GEORGE BUTLER: “An IMAX image is a visually splendid photographic image. It’s a startling way to present film. Frank Marshall and I really tried to knock the socks off the audience. The good news about this project is that I lucked out with Disney and everyone associated with the project, including NASA and JPL. We simply picked by good fortune the most successful NASA mission since the Apollo landings on the moon. A thousand things could have gone wrong but we got a brilliantly successful mission.”
MARSHALL on the fact that he was producing a movie about a mission that could have failed: “That’s where I had to do a lot of smooth talking. If they made it and they were sending back pictures it would be too late, there’s no movie. Let’s say they hadn’t made it, we probably would have spent close to a quarter of our budget. So there were some risks, but it’s a very low budget movie, and they understood that if we didn’t start we couldn’t catch up and it could be this history-making event, which it turned out to be.”
STEVE SQUYRES (Scientist and author of Roving Mars): “There are some shots that’ll just blow you away. Some of these shots actually showing the rover in the terrain on Mars, they’re just breathtaking.”
BUTLER: “My idea was to document how the rovers were conceived and made, and then show how they got to Mars, and show what they did thereafter on Mars itself.

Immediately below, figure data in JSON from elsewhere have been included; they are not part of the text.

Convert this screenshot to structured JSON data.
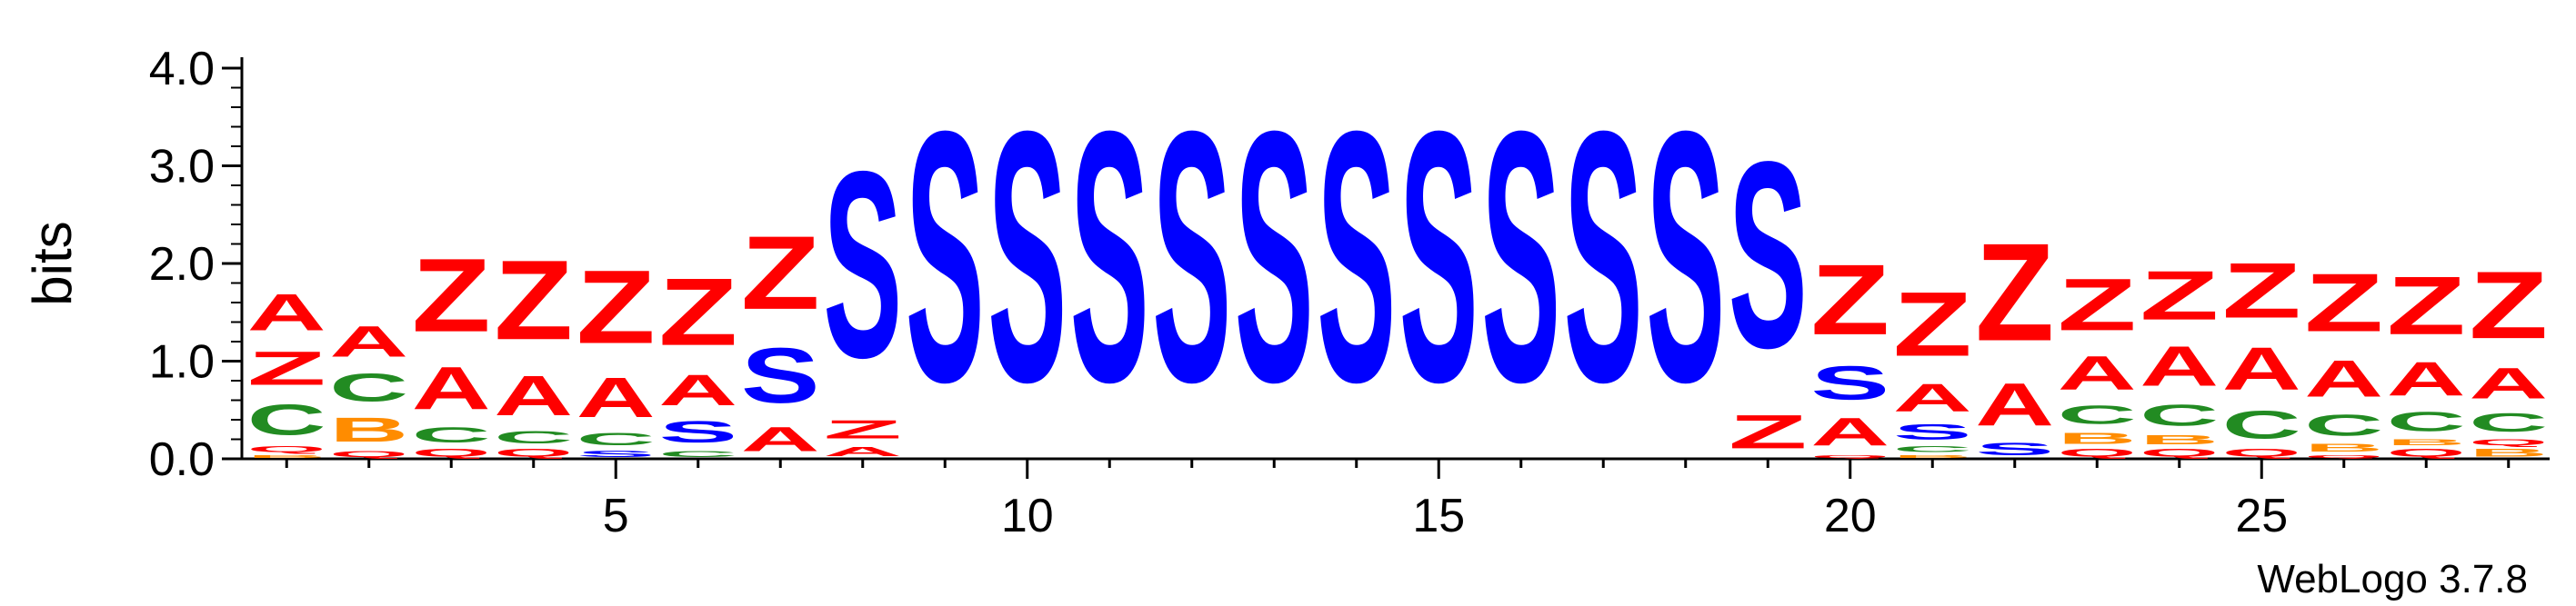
{
  "chart_data": {
    "type": "sequence-logo",
    "ylabel": "bits",
    "ylim": [
      0,
      4.0
    ],
    "yticks": [
      "0.0",
      "1.0",
      "2.0",
      "3.0",
      "4.0"
    ],
    "xticks": [
      5,
      10,
      15,
      20,
      25
    ],
    "positions": 28,
    "footer": "WebLogo 3.7.8",
    "colors": {
      "A": "#ff0000",
      "Z": "#ff0000",
      "S": "#0000ff",
      "C": "#228b22",
      "B": "#ff8c00",
      "Q": "#ff0000"
    },
    "columns": [
      {
        "pos": 1,
        "stack": [
          {
            "l": "B",
            "h": 0.05
          },
          {
            "l": "Q",
            "h": 0.1
          },
          {
            "l": "C",
            "h": 0.5
          },
          {
            "l": "Z",
            "h": 0.55
          },
          {
            "l": "A",
            "h": 0.6
          }
        ]
      },
      {
        "pos": 2,
        "stack": [
          {
            "l": "Q",
            "h": 0.1
          },
          {
            "l": "B",
            "h": 0.4
          },
          {
            "l": "C",
            "h": 0.45
          },
          {
            "l": "A",
            "h": 0.5
          }
        ]
      },
      {
        "pos": 3,
        "stack": [
          {
            "l": "Q",
            "h": 0.12
          },
          {
            "l": "C",
            "h": 0.25
          },
          {
            "l": "A",
            "h": 0.7
          },
          {
            "l": "Z",
            "h": 1.2
          }
        ]
      },
      {
        "pos": 4,
        "stack": [
          {
            "l": "Q",
            "h": 0.12
          },
          {
            "l": "C",
            "h": 0.2
          },
          {
            "l": "A",
            "h": 0.65
          },
          {
            "l": "Z",
            "h": 1.3
          }
        ]
      },
      {
        "pos": 5,
        "stack": [
          {
            "l": "S",
            "h": 0.1
          },
          {
            "l": "C",
            "h": 0.2
          },
          {
            "l": "A",
            "h": 0.65
          },
          {
            "l": "Z",
            "h": 1.2
          }
        ]
      },
      {
        "pos": 6,
        "stack": [
          {
            "l": "C",
            "h": 0.1
          },
          {
            "l": "S",
            "h": 0.35
          },
          {
            "l": "A",
            "h": 0.5
          },
          {
            "l": "Z",
            "h": 1.1
          }
        ]
      },
      {
        "pos": 7,
        "stack": [
          {
            "l": "A",
            "h": 0.4
          },
          {
            "l": "S",
            "h": 0.9
          },
          {
            "l": "Z",
            "h": 1.2
          }
        ]
      },
      {
        "pos": 8,
        "stack": [
          {
            "l": "A",
            "h": 0.15
          },
          {
            "l": "Z",
            "h": 0.3
          },
          {
            "l": "S",
            "h": 3.05
          }
        ]
      },
      {
        "pos": 9,
        "stack": [
          {
            "l": "S",
            "h": 4.1
          }
        ]
      },
      {
        "pos": 10,
        "stack": [
          {
            "l": "S",
            "h": 4.1
          }
        ]
      },
      {
        "pos": 11,
        "stack": [
          {
            "l": "S",
            "h": 4.1
          }
        ]
      },
      {
        "pos": 12,
        "stack": [
          {
            "l": "S",
            "h": 4.1
          }
        ]
      },
      {
        "pos": 13,
        "stack": [
          {
            "l": "S",
            "h": 4.1
          }
        ]
      },
      {
        "pos": 14,
        "stack": [
          {
            "l": "S",
            "h": 4.1
          }
        ]
      },
      {
        "pos": 15,
        "stack": [
          {
            "l": "S",
            "h": 4.1
          }
        ]
      },
      {
        "pos": 16,
        "stack": [
          {
            "l": "S",
            "h": 4.1
          }
        ]
      },
      {
        "pos": 17,
        "stack": [
          {
            "l": "S",
            "h": 4.1
          }
        ]
      },
      {
        "pos": 18,
        "stack": [
          {
            "l": "S",
            "h": 4.1
          }
        ]
      },
      {
        "pos": 19,
        "stack": [
          {
            "l": "Z",
            "h": 0.55
          },
          {
            "l": "S",
            "h": 3.05
          }
        ]
      },
      {
        "pos": 20,
        "stack": [
          {
            "l": "Q",
            "h": 0.05
          },
          {
            "l": "A",
            "h": 0.45
          },
          {
            "l": "S",
            "h": 0.55
          },
          {
            "l": "Z",
            "h": 1.15
          }
        ]
      },
      {
        "pos": 21,
        "stack": [
          {
            "l": "B",
            "h": 0.05
          },
          {
            "l": "C",
            "h": 0.1
          },
          {
            "l": "S",
            "h": 0.25
          },
          {
            "l": "A",
            "h": 0.45
          },
          {
            "l": "Z",
            "h": 1.05
          }
        ]
      },
      {
        "pos": 22,
        "stack": [
          {
            "l": "S",
            "h": 0.2
          },
          {
            "l": "A",
            "h": 0.7
          },
          {
            "l": "Z",
            "h": 1.6
          }
        ]
      },
      {
        "pos": 23,
        "stack": [
          {
            "l": "Q",
            "h": 0.12
          },
          {
            "l": "B",
            "h": 0.18
          },
          {
            "l": "C",
            "h": 0.3
          },
          {
            "l": "A",
            "h": 0.55
          },
          {
            "l": "Z",
            "h": 0.85
          }
        ]
      },
      {
        "pos": 24,
        "stack": [
          {
            "l": "Q",
            "h": 0.12
          },
          {
            "l": "B",
            "h": 0.15
          },
          {
            "l": "C",
            "h": 0.35
          },
          {
            "l": "A",
            "h": 0.65
          },
          {
            "l": "Z",
            "h": 0.8
          }
        ]
      },
      {
        "pos": 25,
        "stack": [
          {
            "l": "Q",
            "h": 0.12
          },
          {
            "l": "C",
            "h": 0.45
          },
          {
            "l": "A",
            "h": 0.7
          },
          {
            "l": "Z",
            "h": 0.9
          }
        ]
      },
      {
        "pos": 26,
        "stack": [
          {
            "l": "Q",
            "h": 0.05
          },
          {
            "l": "B",
            "h": 0.12
          },
          {
            "l": "C",
            "h": 0.35
          },
          {
            "l": "A",
            "h": 0.6
          },
          {
            "l": "Z",
            "h": 0.95
          }
        ]
      },
      {
        "pos": 27,
        "stack": [
          {
            "l": "Q",
            "h": 0.12
          },
          {
            "l": "B",
            "h": 0.1
          },
          {
            "l": "C",
            "h": 0.32
          },
          {
            "l": "A",
            "h": 0.55
          },
          {
            "l": "Z",
            "h": 0.95
          }
        ]
      },
      {
        "pos": 28,
        "stack": [
          {
            "l": "B",
            "h": 0.12
          },
          {
            "l": "Q",
            "h": 0.1
          },
          {
            "l": "C",
            "h": 0.3
          },
          {
            "l": "A",
            "h": 0.5
          },
          {
            "l": "Z",
            "h": 1.1
          }
        ]
      }
    ]
  }
}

That story only changed by virtue of its own success. In other words, we didn’t know how things would go – maybe one rover would work and one rover wouldn’t work. And finally and most important, the scientists publicly said they hoped the rovers would last at least ninety days, and they’re still going strong.”
MARSHALL on the day the rovers landed successfully on Mars: “I was there at JPL, and it’s a moment I’ll never forget. The suspense in the room, the excitement, the nervousness, and then the joy and happiness, and the relief quite frankly, was amazing. And then to have it happen again three weeks later, they were pretty giddy when the second one landed safely. And then the photos just came flooding in, they had no idea [how incredible it would be].”